None of my inventions came by accident. I see a worthwhile need to be met and I make trial after trial until it comes. What it boils down to is one percent inspiration and ninety-nine percent perspiration. (Thomas Edison, 1929)
Sweating is an involuntary bodily action, an automatic response to heat, to strenuous work or exercise, to feeling nervous, angry, fearful or embarrassed. What, then, might it have to do with the deliberate work of making art or, more specifically, making paintings? Is painting really such hard work, or such a source of nervousness, fear, embarrassment that it causes the artist to break into a sweat? If Charlie Hammond’s new series of paintings insist over and over again on a relationship between sweating and the activity of putting paint on canvas, they don’t do so in order to valorize painting as strenuous, masculine, heroic labour, as a spontaneous or automatic process, or even as an especially anxious endeavour. Nor do they utilize any of the usual tropes of labour-intensive painting, being neither especially large in scale, intricately detailed or heavily worked, or painstaking in illusionistically concealing the work that has gone into their making. Instead of any of this, they present painting as a persistent effort, sustained across days and weeks in the studio, to work out how paintings might work today, and what relationship they might have to other forms of work. The Sweats is seriously absurd and absurdly serious, as perhaps any artworks that reckon with work in our time must be.
No exemplary or anatomically coherent working body is pictured in The Sweats, but because they all incorporate a representation of effort – the repeated motif of a right-angled arm and armpit, stained by cloud-like sweat patches – they make work and working their subject. Sweat could be read as a mark of sincerity here – you are not just going through the motions if you break into a sweat, you are really working, you really mean it, you really feel it. Hammond’s paintings should indeed be read as embodying an entirely sincere, committed approach to the daily work of painting, but they don’t treat sweat as the mark or guarantor of authenticity. In The Sweats the sweaty reality of work is reduced to a mere sign for work. As Roland Barthes notes of the sweating faces in the 1958 film Julius Caesar, sweat, once treated as a sign, is ambiguous: “it presents itself at once as intentional and irrepressible, artificial and natural, manufactured and discovered.”[i] This ambiguous play between sincerity and simulation, nature and artifice, in The Sweats allows Hammond to avoid some of the embarrassing pitfalls into which painting can fall when it tries too earnestly to picture itself as work, or to picture, empathetically, the work of others.
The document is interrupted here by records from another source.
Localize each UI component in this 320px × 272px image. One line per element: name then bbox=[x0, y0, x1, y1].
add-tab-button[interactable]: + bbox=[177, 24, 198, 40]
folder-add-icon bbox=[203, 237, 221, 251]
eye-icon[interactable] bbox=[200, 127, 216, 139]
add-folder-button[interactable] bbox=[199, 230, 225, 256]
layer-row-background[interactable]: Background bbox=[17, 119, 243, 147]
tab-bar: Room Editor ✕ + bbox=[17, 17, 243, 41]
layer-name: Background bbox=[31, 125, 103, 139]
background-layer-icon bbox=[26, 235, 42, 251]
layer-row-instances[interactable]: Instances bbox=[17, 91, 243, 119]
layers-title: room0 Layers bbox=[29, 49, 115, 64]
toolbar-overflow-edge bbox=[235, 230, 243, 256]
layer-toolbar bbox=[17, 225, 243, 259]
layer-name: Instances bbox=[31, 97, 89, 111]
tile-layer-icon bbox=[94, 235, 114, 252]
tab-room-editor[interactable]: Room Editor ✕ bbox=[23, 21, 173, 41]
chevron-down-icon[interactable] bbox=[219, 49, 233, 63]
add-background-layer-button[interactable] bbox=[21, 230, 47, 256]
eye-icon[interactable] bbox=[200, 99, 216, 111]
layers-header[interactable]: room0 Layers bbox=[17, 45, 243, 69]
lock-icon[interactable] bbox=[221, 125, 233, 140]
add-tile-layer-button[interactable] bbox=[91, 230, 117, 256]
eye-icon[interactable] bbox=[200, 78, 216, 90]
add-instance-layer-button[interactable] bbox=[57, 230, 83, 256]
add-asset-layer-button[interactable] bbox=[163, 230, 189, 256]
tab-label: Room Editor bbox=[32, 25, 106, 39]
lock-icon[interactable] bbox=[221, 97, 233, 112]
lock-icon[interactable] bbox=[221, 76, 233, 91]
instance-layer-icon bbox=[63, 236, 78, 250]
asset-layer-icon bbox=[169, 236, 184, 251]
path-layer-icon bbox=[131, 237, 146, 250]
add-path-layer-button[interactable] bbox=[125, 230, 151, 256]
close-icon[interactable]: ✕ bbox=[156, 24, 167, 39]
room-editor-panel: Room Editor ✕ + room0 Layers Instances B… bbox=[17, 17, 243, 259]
The work evoked here is an anonymous and seemingly interminable toil, the character and aim of which is never quite specified. Those figures that do appear in the collaged canvases are composite and caricature-like entities, pieced together from the fragments of other works. Might these pictures, then, embody the work that an artist does to realize and rework an idea, to extend it in a series, to make an exhibition of it, and to put his work back into the world?
If the works are about painting, they are also pointedly about painting’s uncertain relationship to a transformed world of work. Amongst the phenomena Boltanski and Chiapello identify with what they term the ‘new spirit’ of ‘networked capitalism’ is ‘the extension to an ever greater number of wage-earners of the lack of any distinction between time at work and time outside work, between personal friendships and professional relationships, between work and the person of those who perform it’.[ii] The freedom, autonomy and creativity once identified with artistic work, are now recuperated as the prerogatives of capital. This, above all, is what makes the effort to think about art as work such a sweat-inducing business. The works in The Sweats make no explicit reference to these transformations, and indeed have a formal and metaphoric vocabulary which seems to look back to archaic forms of manual labour, most clearly in the suggestions of agricultural implements and clothing which appear in several paintings. However, this collapse of the distinction between work and worker forms the backdrop to The Sweats, which continues Hammond’s practice of alluding to the personages, attitudes and lexicons which emerge from this ‘new spirit’ and its spurious progress. Hammond displaces the special status of artistic work by indexing it to a marker of undistinguished, quotidian effort, of the daily grind. Sweat is, in these works, the solvent that appears to dissolve the separation between artistic and non-artistic labour, without, however, reconciling the two or resolving the tension between them.